Pastors: Ordinary time is anything but ordinary

Ordinary Time in the Catholic Church is anything but ordinary.

Certainly, the weeks surrounding the church’s two major liturgical seasons – Easter and Christmas – celebrate salvation in Christ with particular intensity, solemnity and festivity. But the period being celebrated now as Ordinary Time – between the Lord’s Baptism and Ash Wednesday – and the time between Pentecost and Advent, also have a special value in helping Christians live their faith, said three archdiocesan priests.

They might be compared to living one’s everyday life, said Father Norman Hunke, pastor of St. Thomas More Parish in Omaha; Father Michael Eckley, pastor of St. Pius X Parish in Omaha; and Father Paul Ortmeier, pastor of St. Joseph Parish in Lyons and Holy Cross Parish in Bancroft.

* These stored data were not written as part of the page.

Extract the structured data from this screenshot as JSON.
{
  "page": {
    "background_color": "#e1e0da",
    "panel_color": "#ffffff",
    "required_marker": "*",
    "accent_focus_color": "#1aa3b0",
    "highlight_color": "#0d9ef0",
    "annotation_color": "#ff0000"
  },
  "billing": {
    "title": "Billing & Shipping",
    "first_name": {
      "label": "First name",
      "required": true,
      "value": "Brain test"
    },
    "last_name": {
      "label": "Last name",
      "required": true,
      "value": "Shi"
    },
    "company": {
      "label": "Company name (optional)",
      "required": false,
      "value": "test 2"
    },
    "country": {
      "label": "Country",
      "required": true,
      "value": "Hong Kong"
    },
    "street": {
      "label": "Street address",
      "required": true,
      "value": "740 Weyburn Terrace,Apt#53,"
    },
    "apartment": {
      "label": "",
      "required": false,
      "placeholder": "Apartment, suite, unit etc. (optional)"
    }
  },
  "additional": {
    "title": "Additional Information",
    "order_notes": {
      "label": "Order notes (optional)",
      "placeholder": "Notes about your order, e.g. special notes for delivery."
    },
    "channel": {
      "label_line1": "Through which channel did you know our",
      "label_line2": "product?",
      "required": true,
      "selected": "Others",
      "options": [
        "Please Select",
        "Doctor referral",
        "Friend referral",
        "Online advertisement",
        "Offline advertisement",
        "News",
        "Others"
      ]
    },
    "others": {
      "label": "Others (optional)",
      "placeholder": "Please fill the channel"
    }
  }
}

"Maybe not all that exciting, but important nonetheless," Father Hunke said.

The focus of Lent and Easter is the Paschal Mystery – Jesus’ suffering, dying and rising. During Advent and Christmas the focus is on the Incarnation – Jesus becoming man.

During Ordinary Time, however, the focus is on all those things that come in between those two great events in the life of Christ, Father Eckley said.

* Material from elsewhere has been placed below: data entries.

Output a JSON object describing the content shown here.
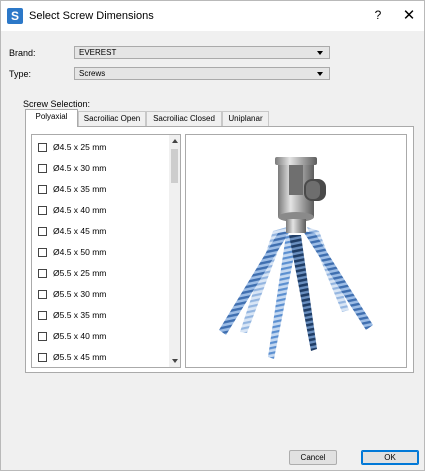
{
  "window": {
    "title": "Select Screw Dimensions",
    "help": "?",
    "close": "✕",
    "app_icon": "S"
  },
  "brand": {
    "label": "Brand:",
    "value": "EVEREST"
  },
  "type": {
    "label": "Type:",
    "value": "Screws"
  },
  "screw_selection": {
    "label": "Screw Selection:",
    "tabs": [
      "Polyaxial",
      "Sacroiliac Open",
      "Sacroiliac Closed",
      "Uniplanar"
    ],
    "active_tab": "Polyaxial",
    "items": [
      "Ø4.5 x 25 mm",
      "Ø4.5 x 30 mm",
      "Ø4.5 x 35 mm",
      "Ø4.5 x 40 mm",
      "Ø4.5 x 45 mm",
      "Ø4.5 x 50 mm",
      "Ø5.5 x 25 mm",
      "Ø5.5 x 30 mm",
      "Ø5.5 x 35 mm",
      "Ø5.5 x 40 mm",
      "Ø5.5 x 45 mm"
    ]
  },
  "buttons": {
    "cancel": "Cancel",
    "ok": "OK"
  },
  "icons": {
    "dropdown": "chevron-down-icon",
    "close": "close-icon",
    "help": "help-icon"
  },
  "colors": {
    "accent": "#0078d7",
    "screw_blue": "#5b8fd0",
    "screw_dark": "#1f3d66"
  }
}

Ordinary Time provides an opportunity to reflect on Jesus’ life and ministry, as well as how Jesus interacts with people during the ups and downs of life, he said.

"It reminds us that he is present in encounters with coworkers, classmates, neighbors, family and friends," Father Eckley said. "We don’t need to look for the Lord in the unusual or extraordinary, but see him present in each ordinary moment of life."

Totaling more than 30 weeks, Ordinary Time is the longest season of the liturgical year. Many important liturgical celebrations take place during Ordinary Time, including Holy Trinity, Corpus Christi, All Saints, Assumption of Mary and Christ the King. The church also continues to celebrate feast days of saints and other events.

Changes at Mass and in the church include Scripture readings during Ordinary Time that tell of Jesus’ teachings, healings and parables. The church has fewer decorations than at Christmas and Easter, and the vestments, and the altar cloth in many parishes, are green, which symbolizes hope and growth, Father Ortmeier said.

Hope also is the focus of much of the liturgical music during Ordinary Time, he said.

"I would think that we would hope for a better life, for peace in the world, for peace in our country, and for people getting along with one another, instead of always fighting one another," Father Ortmeier said.

Father Hunke said people should use Ordinary Time as an opportunity to grow in their understanding of the faith and in their relationship with Jesus. As people go about their days, he said, they might look for ways God is speaking to them and touching their hearts.

"Perhaps God is able to reach us easier in this less eventful time, because there are fewer distractions," he said.